Legacy text plus attachments

This shape is convenient for the CLI and simple integrations.
  • content carries the free-form text body
  • attachments appends assets after the text body
The daemon CLI currently maps:
  • --file /path/to/file
  • --asset asset-123
into this legacy attachment shape.

Ordered rich input

Use input_items when you need precise ordering between text and files. Each item can be:
  • text
  • asset_reference
  • inline_asset
This is the correct shape for prompts such as:
  • text, then one document, then more text
  • text, then one image, then more text
  • text plus a mix of stored assets and fresh uploads
input_items must not be combined with legacy content or attachments.
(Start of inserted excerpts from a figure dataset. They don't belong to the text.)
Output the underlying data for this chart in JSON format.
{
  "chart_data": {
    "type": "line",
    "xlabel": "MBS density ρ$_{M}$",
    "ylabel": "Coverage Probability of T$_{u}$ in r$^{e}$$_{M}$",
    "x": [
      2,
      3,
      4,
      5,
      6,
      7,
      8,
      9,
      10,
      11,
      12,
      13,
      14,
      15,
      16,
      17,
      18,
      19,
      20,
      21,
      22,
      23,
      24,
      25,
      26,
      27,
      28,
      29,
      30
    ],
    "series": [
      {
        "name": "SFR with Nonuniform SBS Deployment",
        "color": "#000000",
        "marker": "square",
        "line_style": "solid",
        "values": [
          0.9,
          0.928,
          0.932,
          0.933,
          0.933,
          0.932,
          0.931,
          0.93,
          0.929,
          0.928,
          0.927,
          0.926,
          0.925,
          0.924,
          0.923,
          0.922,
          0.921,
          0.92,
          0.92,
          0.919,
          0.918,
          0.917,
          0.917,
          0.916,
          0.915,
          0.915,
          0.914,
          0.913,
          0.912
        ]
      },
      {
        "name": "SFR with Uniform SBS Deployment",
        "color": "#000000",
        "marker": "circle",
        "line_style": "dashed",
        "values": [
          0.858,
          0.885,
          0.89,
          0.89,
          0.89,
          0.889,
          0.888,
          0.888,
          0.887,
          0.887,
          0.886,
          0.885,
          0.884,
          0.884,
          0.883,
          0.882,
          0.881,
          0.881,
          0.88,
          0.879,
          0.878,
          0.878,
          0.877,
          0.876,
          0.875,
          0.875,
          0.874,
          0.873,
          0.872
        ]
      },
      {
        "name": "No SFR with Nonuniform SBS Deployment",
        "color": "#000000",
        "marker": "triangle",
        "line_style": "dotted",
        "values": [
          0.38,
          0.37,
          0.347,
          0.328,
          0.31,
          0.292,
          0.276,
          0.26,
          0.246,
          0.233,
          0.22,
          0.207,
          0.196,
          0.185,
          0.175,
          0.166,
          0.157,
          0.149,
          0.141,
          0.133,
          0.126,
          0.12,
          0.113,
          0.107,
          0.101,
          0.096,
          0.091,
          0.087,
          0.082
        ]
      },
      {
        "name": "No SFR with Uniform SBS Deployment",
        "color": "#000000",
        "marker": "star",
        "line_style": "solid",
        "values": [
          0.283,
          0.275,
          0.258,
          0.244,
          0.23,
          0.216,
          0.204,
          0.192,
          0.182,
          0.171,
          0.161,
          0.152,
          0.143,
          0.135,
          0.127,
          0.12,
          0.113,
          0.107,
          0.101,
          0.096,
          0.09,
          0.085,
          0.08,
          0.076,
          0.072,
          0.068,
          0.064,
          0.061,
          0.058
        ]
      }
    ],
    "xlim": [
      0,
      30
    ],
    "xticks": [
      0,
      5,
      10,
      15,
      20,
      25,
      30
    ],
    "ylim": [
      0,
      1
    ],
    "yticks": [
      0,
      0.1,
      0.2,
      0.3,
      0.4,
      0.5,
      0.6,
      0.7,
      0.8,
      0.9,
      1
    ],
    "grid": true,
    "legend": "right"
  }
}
The same ordered multimodal shape is also used by sidechain subtasks, public channel messages, and agent-facing orchestration tools. This keeps one text-plus-assets payload structured all the way through the daemon instead of flattening it into plain text between agents.

Provider behavior

The runtime keeps one provider-neutral representation and only encodes provider-specific payloads at execution time.
  • Supported images remain true image parts and require a vision-capable model route.
  • Supported documents can still be sent to non-vision models because the daemon extracts and renders bounded text for them.
  • Supported audio assets can contribute daemon-derived transcript text when a transcription backend is configured.
  • Some document types, such as DXF, can contribute both derived text and a visual preview when the selected route accepts image parts.
  • Ordered input_items preserve the caller-specified sequence across provider adapters.
This means a daemon can accept document inputs on a text-only route, while image inputs require a route that supports image parts.

Storage and normalization limits

Current daemon-side normalization includes these important limits:
  • raw asset payloads are limited to 12 MiB
  • images are normalized to a maximum edge of 2048 pixels
  • normalized images are capped at 4 MiB
These limits are enforced by the daemon before provider routing.